Рассказы Матвея Вьюгина - страница 14

стр.

Горушкин так и обмер. Я думал, что он сейчас же, на месте прикончит бандюка, но он этого не сделал. Пока я собирал по балке нарушителей и лошадей с вьюками контрабандных товаров, он все стоял над трупом своего друга. Может быть, он плакал, может, просто забылся, кто его знает. А когда прискакали тревожные, он повернулся ко мне и сказал:

— Вот так, Вьюга… Чего боялся, то и случилось. Мертвая хватка подвела Барина, большая злоба… Знал ведь я, что этим кончится…

Он присел и стал гладить шерсть убитой собаки так, как гладил прежде: ласково, задумчиво.

— Езжай с ними, — сказал он мне, — и доложи начальнику обо всем. Я до утра побуду, а то звери его растаскают. Он заслужил, чтобы его похоронить, как следует быть. Как бойца…

Федор Горушкин

Схоронил Горушкин Барина и на себя не стал походить: лицо посуровело, осунулось; худущий такой, а главное — разговаривать совсем перестал. Сидит, бывало, на занятиях, и ничегошеньки-то, видно, не идет ему в голову, все мимо, в обход. Спросит командир отделения, о чем разговор ведется, а он поднимется из-за стола и молчит. Предлагали ему другую собаку взять, на выбор давали: бери, которая на тебя глядит. Не взял. Один, говорит, дослужу, заботы меньше, переживаний.

Поглядел начальник заставы на него и говорит:

— Тяжело, Горушкин, тебе здесь служить будет, может, на другую заставу перевести?

— Что же, товарищ начальник, глядите, как лучше, вам виднее.

— Ну, а ты-то как?

— Я ничего. Могу и на другую. Ежели можно, пошлите куда-нибудь подальше отсюда, в горы — климат там не такой горячий, ближе к нашему уральскому подходит.

Вот так он и уехал.

Один раз встретился я с ним. Случилась мне командировка на тот участок. Опять же все по своей специальности: семинар ковочных кузнецов там проводился. Добирался я туда полных четыре дня. Местность не то что наша пустыня — горы под самое небо, обрывы, пропасти, вековые леса. Красота! И чудится мне, будто я по родному Уралу еду. Только солнышко светит немного не так: ласково, приветливо. Так в тебе все и млеет от эдакого блаженства. Захотелось мне отдохнуть немного, коня подкормить. Выбрал подходящую лужайку и только было расположился, слышу, кто-то зовет меня.

— Вьюга! Вьюга, лешак тебя задери: совсем оглох?!

Обернулся — Горушкин стоит возле камня.

— Неужели ты, окаянный кузнец?!

— Признаешь, так я, — отвечаю ему.

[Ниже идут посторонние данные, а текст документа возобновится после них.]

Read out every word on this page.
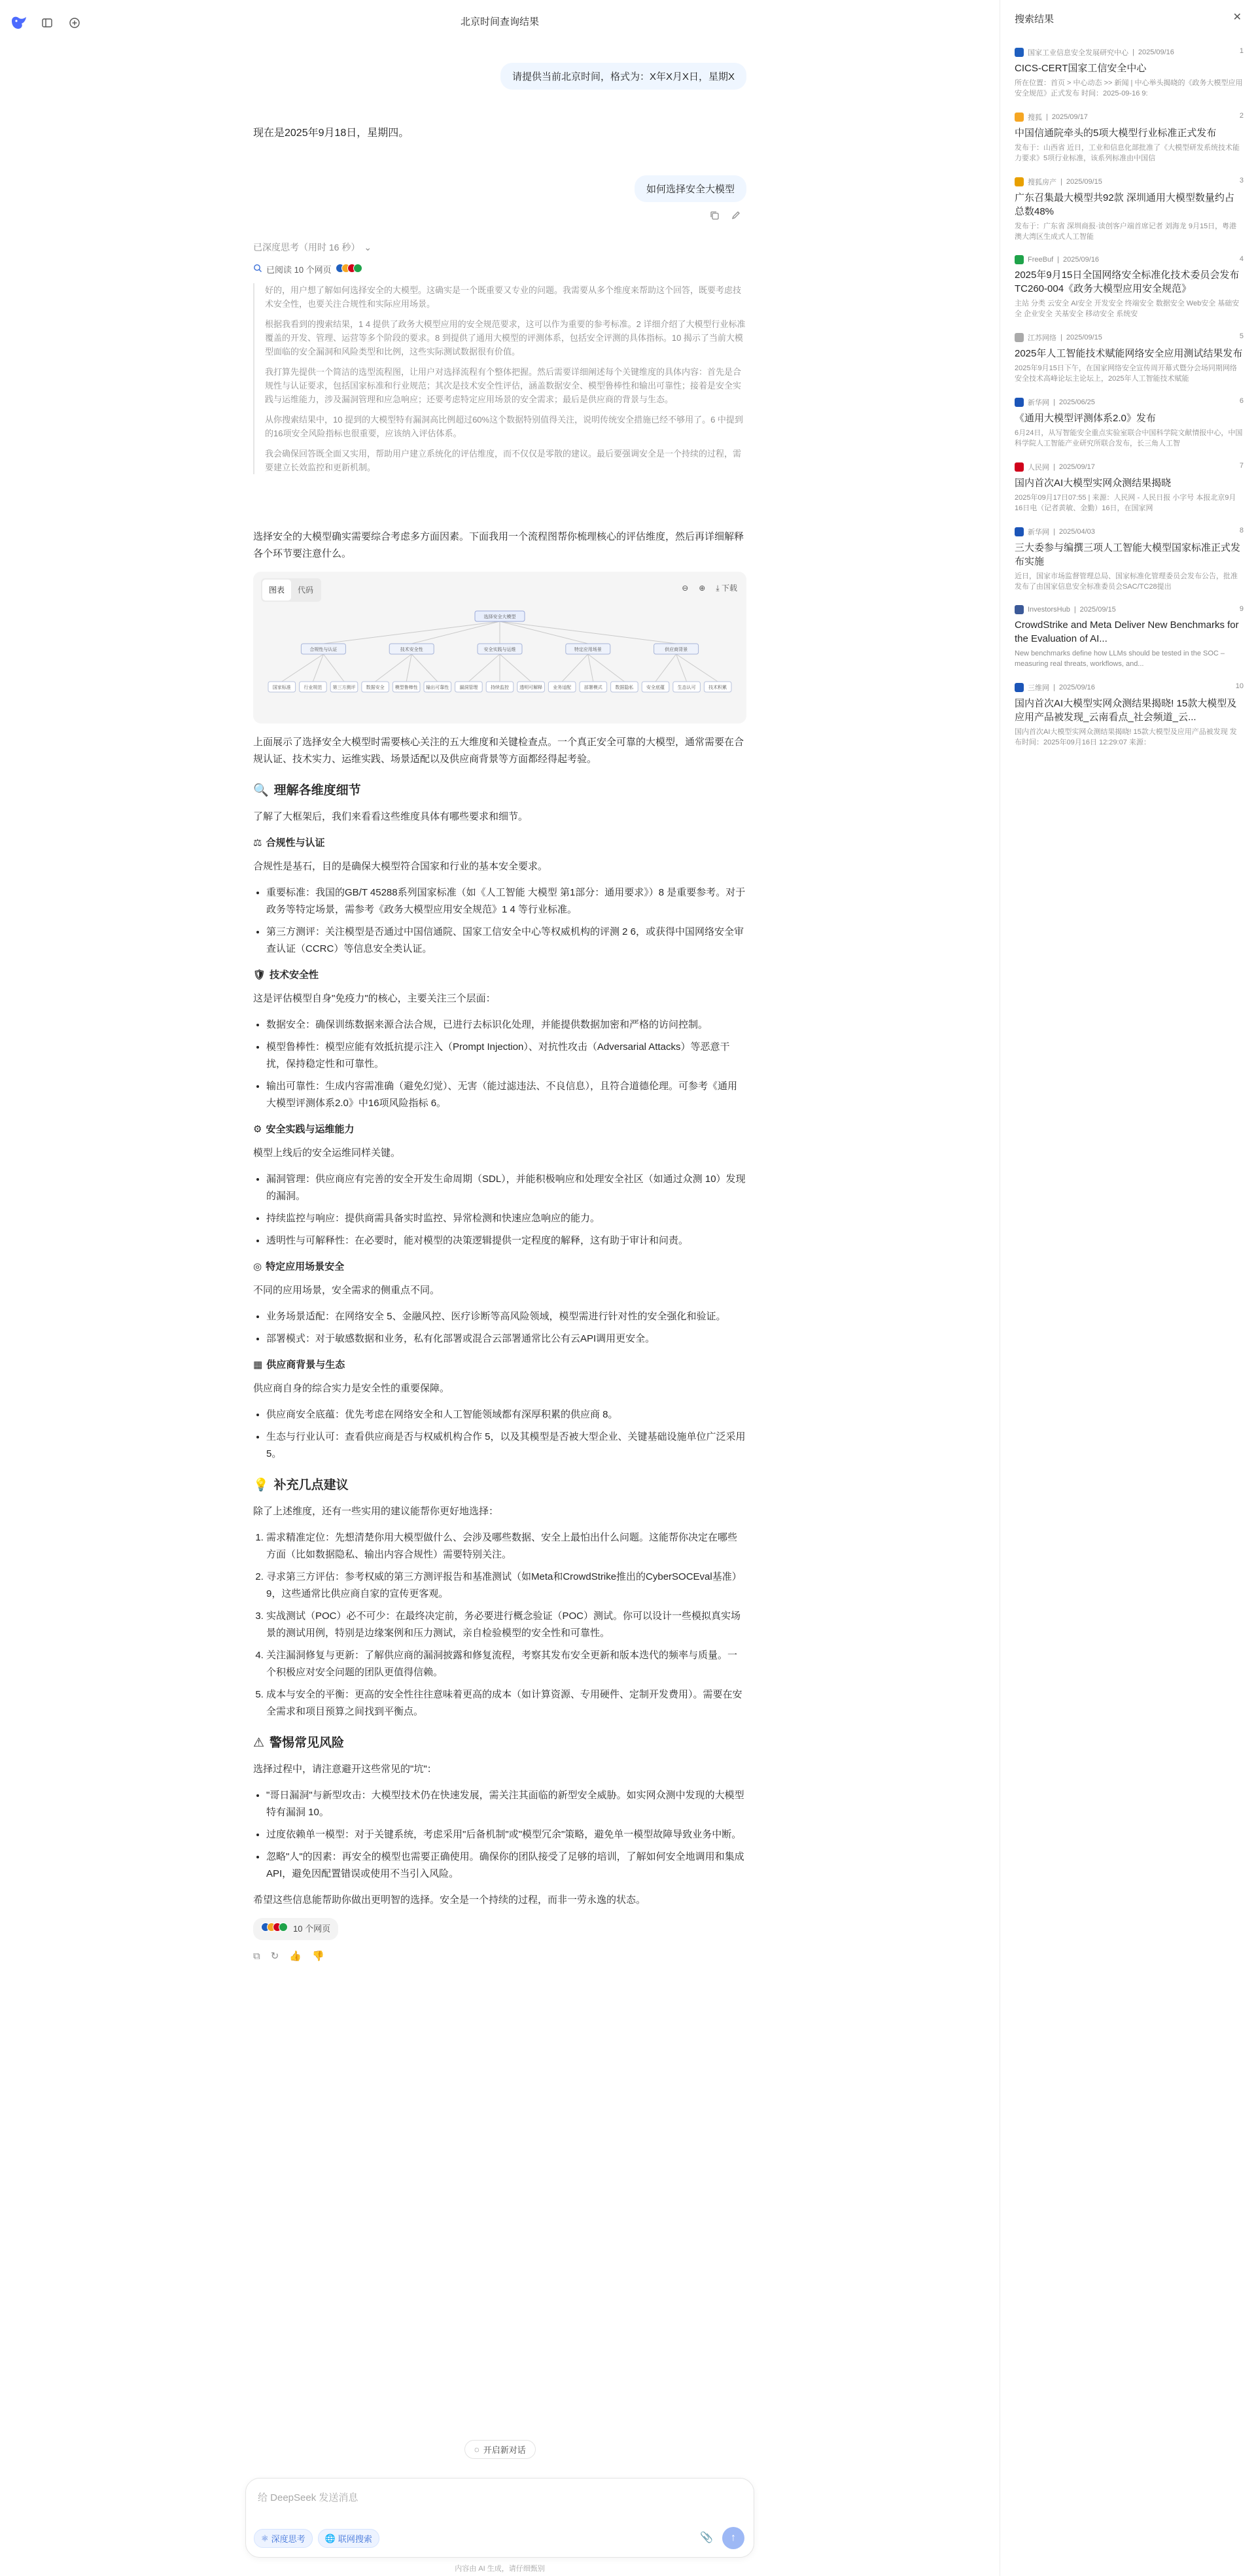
北京时间查询结果
请提供当前北京时间，格式为：X年X月X日，星期X
现在是2025年9月18日，星期四。
如何选择安全大模型
已深度思考（用时 16 秒） ⌄
已阅读 10 个网页

好的，用户想了解如何选择安全的大模型。这确实是一个既重要又专业的问题。我需要从多个维度来帮助这个回答，既要考虑技术安全性，也要关注合规性和实际应用场景。

根据我看到的搜索结果，1 4 提供了政务大模型应用的安全规范要求，这可以作为重要的参考标准。2 详细介绍了大模型行业标准覆盖的开发、管理、运营等多个阶段的要求。8 到提供了通用大模型的评测体系，包括安全评测的具体指标。10 揭示了当前大模型面临的安全漏洞和风险类型和比例，这些实际测试数据很有价值。

我打算先提供一个简洁的选型流程图，让用户对选择流程有个整体把握。然后需要详细阐述每个关键维度的具体内容：首先是合规性与认证要求，包括国家标准和行业规范；其次是技术安全性评估，涵盖数据安全、模型鲁棒性和输出可靠性；接着是安全实践与运维能力，涉及漏洞管理和应急响应；还要考虑特定应用场景的安全需求；最后是供应商的背景与生态。

从你搜索结果中，10 提到的大模型特有漏洞高比例超过60%这个数据特别值得关注，说明传统安全措施已经不够用了。6 中提到的16项安全风险指标也很重要，应该纳入评估体系。

我会确保回答既全面又实用，帮助用户建立系统化的评估维度，而不仅仅是零散的建议。最后要强调安全是一个持续的过程，需要建立长效监控和更新机制。

选择安全的大模型确实需要综合考虑多方面因素。下面我用一个流程图帮你梳理核心的评估维度，然后再详细解释各个环节要注意什么。

图表	代码	⊖ ⊕ ⤓ 下载
选择安全大模型
合规性与认证	技术安全性	安全实践与运维	特定应用场景	供应商背景
国家标准	行业规范 第三方测评 数据安全 模型鲁棒性 输出可靠性 漏洞管理	持续监控 透明可解释 业务适配	部署模式	数据隐私	安全底蕴	生态认可	技术积累

上面展示了选择安全大模型时需要核心关注的五大维度和关键检查点。一个真正安全可靠的大模型，通常需要在合规认证、技术实力、运维实践、场景适配以及供应商背景等方面都经得起考验。

🔍 理解各维度细节

了解了大框架后，我们来看看这些维度具体有哪些要求和细节。

⚖ 合规性与认证

合规性是基石，目的是确保大模型符合国家和行业的基本安全要求。

• 重要标准：我国的GB/T 45288系列国家标准（如《人工智能 大模型 第1部分：通用要求》）8 是重要参考。对于政务等特定场景，需参考《政务大模型应用安全规范》1 4 等行业标准。
• 第三方测评：关注模型是否通过中国信通院、国家工信安全中心等权威机构的评测 2 6，或获得中国网络安全审查认证（CCRC）等信息安全类认证。
🛡 技术安全性

这是评估模型自身"免疫力"的核心，主要关注三个层面：

• 数据安全：确保训练数据来源合法合规，已进行去标识化处理，并能提供数据加密和严格的访问控制。
• 模型鲁棒性：模型应能有效抵抗提示注入（Prompt Injection）、对抗性攻击（Adversarial Attacks）等恶意干扰，保持稳定性和可靠性。
• 输出可靠性：生成内容需准确（避免幻觉）、无害（能过滤违法、不良信息），且符合道德伦理。可参考《通用大模型评测体系2.0》中16项风险指标 6。
⚙ 安全实践与运维能力

模型上线后的安全运维同样关键。

• 漏洞管理：供应商应有完善的安全开发生命周期（SDL），并能积极响应和处理安全社区（如通过众测 10）发现的漏洞。
• 持续监控与响应：提供商需具备实时监控、异常检测和快速应急响应的能力。
• 透明性与可解释性：在必要时，能对模型的决策逻辑提供一定程度的解释，这有助于审计和问责。
◎ 特定应用场景安全

不同的应用场景，安全需求的侧重点不同。

• 业务场景适配：在网络安全 5、金融风控、医疗诊断等高风险领域，模型需进行针对性的安全强化和验证。
• 部署模式：对于敏感数据和业务，私有化部署或混合云部署通常比公有云API调用更安全。
▦ 供应商背景与生态

供应商自身的综合实力是安全性的重要保障。

• 供应商安全底蕴：优先考虑在网络安全和人工智能领域都有深厚积累的供应商 8。
• 生态与行业认可：查看供应商是否与权威机构合作 5，以及其模型是否被大型企业、关键基础设施单位广泛采用 5。
💡 补充几点建议

除了上述维度，还有一些实用的建议能帮你更好地选择：

1. 需求精准定位：先想清楚你用大模型做什么、会涉及哪些数据、安全上最怕出什么问题。这能帮你决定在哪些方面（比如数据隐私、输出内容合规性）需要特别关注。
2. 寻求第三方评估：参考权威的第三方测评报告和基准测试（如Meta和CrowdStrike推出的CyberSOCEval基准）9，这些通常比供应商自家的宣传更客观。
3. 实战测试（POC）必不可少：在最终决定前，务必要进行概念验证（POC）测试。你可以设计一些模拟真实场景的测试用例，特别是边缘案例和压力测试，亲自检验模型的安全性和可靠性。
4. 关注漏洞修复与更新：了解供应商的漏洞披露和修复流程，考察其发布安全更新和版本迭代的频率与质量。一个积极应对安全问题的团队更值得信赖。
5. 成本与安全的平衡：更高的安全性往往意味着更高的成本（如计算资源、专用硬件、定制开发费用）。需要在安全需求和项目预算之间找到平衡点。
⚠ 警惕常见风险

选择过程中，请注意避开这些常见的"坑"：

• "哥日漏洞"与新型攻击：大模型技术仍在快速发展，需关注其面临的新型安全威胁。如实网众测中发现的大模型特有漏洞 10。
• 过度依赖单一模型：对于关键系统，考虑采用"后备机制"或"模型冗余"策略，避免单一模型故障导致业务中断。
• 忽略"人"的因素：再安全的模型也需要正确使用。确保你的团队接受了足够的培训，了解如何安全地调用和集成API，避免因配置错误或使用不当引入风险。

希望这些信息能帮助你做出更明智的选择。安全是一个持续的过程，而非一劳永逸的状态。

10 个网页
⧉ ↻ 👍 👎
◌ 开启新对话
给 DeepSeek 发送消息
⚛ 深度思考 🌐 联网搜索	📎 ↑
内容由 AI 生成，请仔细甄别
搜索结果	✕
国家工业信息安全发展研究中心 | 2025/09/16	1
CICS-CERT国家工信安全中心
所在位置：首页 > 中心动态 >> 新闻 | 中心举头揭晓的《政务大模型应用安全规范》正式发布 时间：2025-09-16 9:
搜狐 | 2025/09/17	2
中国信通院牵头的5项大模型行业标准正式发布
发布于：山西省 近日，工业和信息化部批准了《大模型研发系统技术能力要求》5项行业标准，该系列标准由中国信
搜狐房产 | 2025/09/15	3
广东召集最大模型共92款 深圳通用大模型数量约占总数48%
发布于：广东省 深圳商报·读创客户端首席记者 刘海龙 9月15日，粤港澳大湾区生成式人工智能
FreeBuf | 2025/09/16	4
2025年9月15日全国网络安全标准化技术委员会发布TC260-004《政务大模型应用安全规范》
主站 分类 云安全 AI安全 开发安全 终端安全 数据安全 Web安全 基础安全 企业安全 关基安全 移动安全 系统安
江苏网络 | 2025/09/15	5
2025年人工智能技术赋能网络安全应用测试结果发布
2025年9月15日下午，在国家网络安全宣传周开幕式暨分会场同期网络安全技术高峰论坛主论坛上，2025年人工智能技术赋能
新华网 | 2025/06/25	6
《通用大模型评测体系2.0》发布
6月24日，从写智能安全重点实验室联合中国科学院文献情报中心，中国科学院人工智能产业研究所联合发布，长三角人工智
人民网 | 2025/09/17	7
国内首次AI大模型实网众测结果揭晓
2025年09月17日07:55 | 来源：人民网 - 人民日报 小字号 本报北京9月16日电（记者黄敏、金勤）16日，在国家网
新华网 | 2025/04/03	8
三大委参与编撰三项人工智能大模型国家标准正式发布实施
近日，国家市场监督管理总局、国家标准化管理委员会发布公告，批准发布了由国家信息安全标准委员会SAC/TC28提出
InvestorsHub | 2025/09/15	9
CrowdStrike and Meta Deliver New Benchmarks for the Evaluation of AI...
New benchmarks define how LLMs should be tested in the SOC – measuring real threats, workflows, and...
三维网 | 2025/09/16	10
国内首次AI大模型实网众测结果揭晓! 15款大模型及应用产品被发现_云南看点_社会频道_云...
国内首次AI大模型实网众测结果揭晓! 15款大模型及应用产品被发现 发布时间：2025年09月16日 12:29:07 来源：
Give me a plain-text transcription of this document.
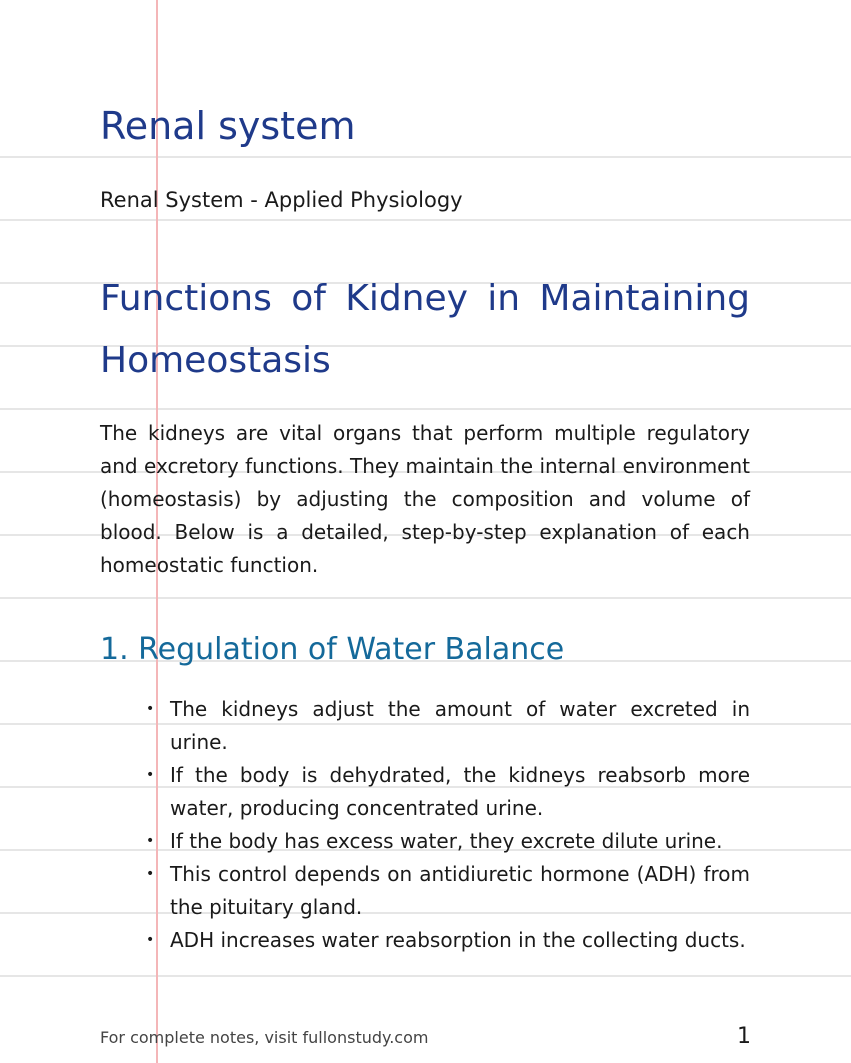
Renal system

Renal System - Applied Physiology

Functions of Kidney in Maintaining Homeostasis

The kidneys are vital organs that perform multiple regulatory and excretory functions. They maintain the internal environment (homeostasis) by adjusting the composition and volume of blood. Below is a detailed, step-by-step explanation of each homeostatic function.

1. Regulation of Water Balance
• The kidneys adjust the amount of water excreted in urine.
• If the body is dehydrated, the kidneys reabsorb more water, producing concentrated urine.
• If the body has excess water, they excrete dilute urine.
• This control depends on antidiuretic hormone (ADH) from the pituitary gland.
• ADH increases water reabsorption in the collecting ducts.
For complete notes, visit fullonstudy.com	1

И сам тоже, как обалделый, стою, шутка ли — на совсем незнакомом участке встретиться, да еще с кем!

А Горушкин кинулся ко мне и давай от радости в бока меня тискать.

— Вьюга, железная твоя душа… Ты и не знаешь, как я радешенек, что тебя встретил… Как там ребята на заставе? Как товарищ начальник? Все ли живы-здоровы?

Завалил меня вопросами, не поспеваю отвечать: все его интересует. Вид у него свежий, радостный, даже беззаботный какой-то, будто он не в пограничных войсках служит, а отдыхает где-нибудь на Крымском полуострове. О Барине не вспоминает, похоже, забыл. Постояли минут десять, пошли — его время к концу подходило. Поднялись на горку и отсюда заставу увидели. Она стояла внизу, на полянке, которую окружали высокие сосны и дубы. Чудно как-то: на юге сосны! Впрочем, они здесь такие же красивые и стройные, как и на севере. Идем, о всяких пустяках разговариваем, смеемся.

Вдруг Горушкин приотстал от меня на шаг, присел — я подумал: нашел что-нибудь или сапог поправляет. А он сперва как-то странно зашуршал, захрипел, потом захлопал ладонями по своему дождевику и закричал по-петушиному. У меня даже конь заполошился, чуть поводья не оборвал.

— Что же ты делаешь, озорник эдакий?! — крикнул я. — И не предупреждаешь!

— Обожди, Вьюга, обожди, слушай хорошенько, — замахал он рукой, словно я мог чем-то помешать ему. И вдруг снизу в разомлевшей пограничной тиши раздался ответный петушиный крик. Он прозвучал забористо и звонко, как вызов. Горушкин просиял от радости. Опять во всю мочь захлопал по дождевику ладонями и заорал все тем же кочетиным голосом. И снова на заставе пропел петух, но уже без вызова, а как-то торжественно и напевно.

— Вот и все, — подмигнул Горушкин, — пошли, все в порядке.